Real estate private equity fund managers are typically accustomed to obtaining financial statement audits of the fund, and it is important to know that stand-alone audits of the lower-level property investments can be just as relevant and important.
In a typical real estate private equity fund structure, each investment property is commonly held in an LLC governed by its own operating agreement. These LLCs are may also hold the related mortgages on the properties. The most common reasons for obtaining a property audit are as follows:
- Requirement in the operating agreement of the LLC
- Requirement by the lender in the mortgage loan agreement
- Fund manager wants a level of assurance related to:
- Accuracy of property management’s accounting records
- Financial records used for comparability across the portfolio
- Net operating income used in fund valuations
Unlike the specialized accounting and reporting requirements for investment companies under Accounting Standards Codification Topic 946 Financial Services – Investment Companies, property level financial statements often have more flexibility in selecting the basis of accounting. When an entity’s accounting method is not dictated by a governing body, the fund manager should consider which basis is a more beneficial financial management reporting tool and the impact this basis has on the property’s financial results and presentation. Some of the different financial reporting method include:
- Generally accepted accounting principles (GAAP)
- Income tax basis
- International financial reporting standards (IFRS)

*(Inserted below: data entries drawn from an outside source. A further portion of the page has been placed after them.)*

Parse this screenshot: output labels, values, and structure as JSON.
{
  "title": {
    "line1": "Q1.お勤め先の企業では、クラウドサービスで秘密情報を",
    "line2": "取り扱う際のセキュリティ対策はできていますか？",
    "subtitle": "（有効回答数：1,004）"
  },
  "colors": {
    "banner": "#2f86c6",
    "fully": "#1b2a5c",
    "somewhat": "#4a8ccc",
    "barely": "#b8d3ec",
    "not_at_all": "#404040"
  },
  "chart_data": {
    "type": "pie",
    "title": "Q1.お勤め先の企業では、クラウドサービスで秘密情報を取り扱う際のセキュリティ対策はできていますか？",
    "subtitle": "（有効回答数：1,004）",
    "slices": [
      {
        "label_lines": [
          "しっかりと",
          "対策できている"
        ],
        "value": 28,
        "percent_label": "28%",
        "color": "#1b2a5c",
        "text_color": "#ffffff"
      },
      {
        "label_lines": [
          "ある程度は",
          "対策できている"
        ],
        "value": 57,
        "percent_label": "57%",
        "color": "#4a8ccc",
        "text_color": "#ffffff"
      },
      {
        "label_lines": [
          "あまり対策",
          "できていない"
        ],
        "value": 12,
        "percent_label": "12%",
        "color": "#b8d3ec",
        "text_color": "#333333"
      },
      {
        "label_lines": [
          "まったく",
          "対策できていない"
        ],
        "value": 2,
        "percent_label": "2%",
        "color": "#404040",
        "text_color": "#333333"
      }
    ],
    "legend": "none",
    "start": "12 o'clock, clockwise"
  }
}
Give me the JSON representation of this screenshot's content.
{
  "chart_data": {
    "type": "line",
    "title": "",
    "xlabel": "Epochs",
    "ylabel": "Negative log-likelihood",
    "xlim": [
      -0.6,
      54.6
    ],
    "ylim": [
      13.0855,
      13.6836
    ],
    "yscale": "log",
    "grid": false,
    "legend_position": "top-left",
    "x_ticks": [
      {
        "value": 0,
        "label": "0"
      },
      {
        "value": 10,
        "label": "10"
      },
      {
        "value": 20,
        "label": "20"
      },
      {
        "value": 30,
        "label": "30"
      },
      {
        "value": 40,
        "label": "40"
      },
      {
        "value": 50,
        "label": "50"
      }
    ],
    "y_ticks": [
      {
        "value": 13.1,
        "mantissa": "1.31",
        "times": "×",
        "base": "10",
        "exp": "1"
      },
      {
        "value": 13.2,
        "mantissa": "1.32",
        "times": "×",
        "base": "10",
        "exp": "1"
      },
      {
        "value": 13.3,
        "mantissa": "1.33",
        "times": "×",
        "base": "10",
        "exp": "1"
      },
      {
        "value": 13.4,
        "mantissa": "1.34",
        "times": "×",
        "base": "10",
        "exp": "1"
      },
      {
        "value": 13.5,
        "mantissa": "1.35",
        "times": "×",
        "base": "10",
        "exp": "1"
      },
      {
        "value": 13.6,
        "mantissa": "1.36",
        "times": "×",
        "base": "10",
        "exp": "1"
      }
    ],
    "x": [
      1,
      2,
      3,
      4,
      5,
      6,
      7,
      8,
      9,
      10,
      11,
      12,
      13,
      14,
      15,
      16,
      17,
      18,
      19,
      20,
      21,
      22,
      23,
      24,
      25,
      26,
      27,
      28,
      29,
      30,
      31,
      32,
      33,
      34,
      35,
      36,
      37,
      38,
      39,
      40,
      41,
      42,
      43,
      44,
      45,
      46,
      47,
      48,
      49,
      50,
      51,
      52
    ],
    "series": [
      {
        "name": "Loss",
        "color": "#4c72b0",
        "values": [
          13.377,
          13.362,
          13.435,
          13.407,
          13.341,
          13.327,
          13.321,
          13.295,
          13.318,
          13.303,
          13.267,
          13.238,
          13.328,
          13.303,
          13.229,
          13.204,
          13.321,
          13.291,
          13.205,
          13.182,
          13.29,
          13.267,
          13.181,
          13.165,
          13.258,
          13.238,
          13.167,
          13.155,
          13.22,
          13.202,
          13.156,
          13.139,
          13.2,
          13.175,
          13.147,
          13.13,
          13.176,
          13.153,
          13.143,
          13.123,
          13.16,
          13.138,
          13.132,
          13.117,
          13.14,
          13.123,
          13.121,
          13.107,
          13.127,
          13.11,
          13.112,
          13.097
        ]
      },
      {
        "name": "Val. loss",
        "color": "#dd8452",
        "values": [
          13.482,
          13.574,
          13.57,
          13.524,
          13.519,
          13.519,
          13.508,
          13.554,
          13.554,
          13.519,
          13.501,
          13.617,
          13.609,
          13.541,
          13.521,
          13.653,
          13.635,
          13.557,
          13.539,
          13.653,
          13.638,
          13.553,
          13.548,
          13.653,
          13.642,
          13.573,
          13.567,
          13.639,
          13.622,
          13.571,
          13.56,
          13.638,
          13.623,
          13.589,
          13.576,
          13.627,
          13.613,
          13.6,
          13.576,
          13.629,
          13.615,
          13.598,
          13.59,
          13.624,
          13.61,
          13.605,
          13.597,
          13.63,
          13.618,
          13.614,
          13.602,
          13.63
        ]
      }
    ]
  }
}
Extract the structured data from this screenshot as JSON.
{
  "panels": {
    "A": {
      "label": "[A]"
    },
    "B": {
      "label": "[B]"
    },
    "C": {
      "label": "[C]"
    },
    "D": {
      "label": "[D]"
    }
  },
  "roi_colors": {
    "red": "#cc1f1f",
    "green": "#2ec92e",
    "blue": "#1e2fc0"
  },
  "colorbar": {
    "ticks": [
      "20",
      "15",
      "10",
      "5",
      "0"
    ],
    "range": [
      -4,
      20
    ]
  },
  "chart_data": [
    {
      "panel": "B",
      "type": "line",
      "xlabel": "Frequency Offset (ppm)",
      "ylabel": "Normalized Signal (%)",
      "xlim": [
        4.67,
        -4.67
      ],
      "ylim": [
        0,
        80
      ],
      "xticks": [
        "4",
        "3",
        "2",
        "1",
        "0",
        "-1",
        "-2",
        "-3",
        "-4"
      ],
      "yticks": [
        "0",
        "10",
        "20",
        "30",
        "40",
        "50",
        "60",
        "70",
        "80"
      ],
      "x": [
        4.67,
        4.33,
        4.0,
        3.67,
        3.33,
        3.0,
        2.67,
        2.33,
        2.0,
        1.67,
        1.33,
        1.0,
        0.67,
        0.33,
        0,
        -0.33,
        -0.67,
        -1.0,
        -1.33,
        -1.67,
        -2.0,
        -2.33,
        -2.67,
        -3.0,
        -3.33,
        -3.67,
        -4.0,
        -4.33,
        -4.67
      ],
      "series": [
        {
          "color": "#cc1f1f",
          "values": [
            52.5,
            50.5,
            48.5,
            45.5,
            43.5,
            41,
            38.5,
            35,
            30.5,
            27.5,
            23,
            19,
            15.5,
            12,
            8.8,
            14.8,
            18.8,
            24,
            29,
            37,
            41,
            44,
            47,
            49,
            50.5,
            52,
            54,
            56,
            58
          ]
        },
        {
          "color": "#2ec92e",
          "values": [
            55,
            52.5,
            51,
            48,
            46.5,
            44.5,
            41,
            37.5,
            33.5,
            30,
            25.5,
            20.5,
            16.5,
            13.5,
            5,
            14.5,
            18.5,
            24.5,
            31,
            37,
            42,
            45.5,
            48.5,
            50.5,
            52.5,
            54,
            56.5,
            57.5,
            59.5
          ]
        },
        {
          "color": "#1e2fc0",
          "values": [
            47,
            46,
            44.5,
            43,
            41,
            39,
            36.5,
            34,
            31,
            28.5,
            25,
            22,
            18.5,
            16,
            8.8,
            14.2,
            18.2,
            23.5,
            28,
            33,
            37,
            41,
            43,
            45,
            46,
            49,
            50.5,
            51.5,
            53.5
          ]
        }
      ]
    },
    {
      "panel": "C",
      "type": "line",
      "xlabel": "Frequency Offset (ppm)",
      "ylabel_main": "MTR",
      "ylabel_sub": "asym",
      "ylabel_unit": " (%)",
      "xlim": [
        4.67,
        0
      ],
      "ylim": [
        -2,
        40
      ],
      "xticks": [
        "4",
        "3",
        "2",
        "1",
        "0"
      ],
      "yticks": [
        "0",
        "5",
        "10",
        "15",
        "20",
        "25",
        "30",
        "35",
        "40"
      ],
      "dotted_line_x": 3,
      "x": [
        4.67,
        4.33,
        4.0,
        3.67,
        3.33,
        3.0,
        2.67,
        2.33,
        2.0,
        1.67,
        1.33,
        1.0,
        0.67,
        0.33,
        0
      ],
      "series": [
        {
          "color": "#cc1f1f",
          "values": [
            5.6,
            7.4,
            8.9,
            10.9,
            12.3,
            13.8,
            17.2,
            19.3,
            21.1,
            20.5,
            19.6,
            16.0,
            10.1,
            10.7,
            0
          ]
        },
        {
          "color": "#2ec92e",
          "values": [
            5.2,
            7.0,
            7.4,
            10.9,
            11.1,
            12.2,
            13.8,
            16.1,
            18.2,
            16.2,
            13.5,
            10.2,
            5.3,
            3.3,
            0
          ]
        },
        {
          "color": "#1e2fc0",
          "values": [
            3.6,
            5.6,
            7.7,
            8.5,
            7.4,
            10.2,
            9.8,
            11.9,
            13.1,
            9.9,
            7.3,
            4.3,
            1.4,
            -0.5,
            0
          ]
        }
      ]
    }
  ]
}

- Special purpose basis of accounting
There are different accounting requirements under each basis that should be considered before choosing which basis to select.
There are several things a fund manager can do to prepare for and facilitate a successful property level audit:
- Designate an audit point person from your team.
- Understand the significant accounting cycles and obtain and/or prepare a write-up of the major business processes and internal controls at the property.
- Evaluate whether the internal controls are effectively designed and implemented.
- Obtain and/or develop and prepare a financial reporting and close checklist.
- Review the complete financial reporting package of schedules and relevant documents that will be provided to the auditors to determine whether supporting schedules agree to the general ledger and sufficient documentation and evidence exist that support those schedules
- Review the financial statements, whether prepared by property management or another external party to determine whether they appear reasonable and complete based on your understanding of the property, as well as understanding of any significant fluctuations.
Property level audits can be a relevant and useful tool for fund managers and, when properly planned, can be performed efficiently and effectively.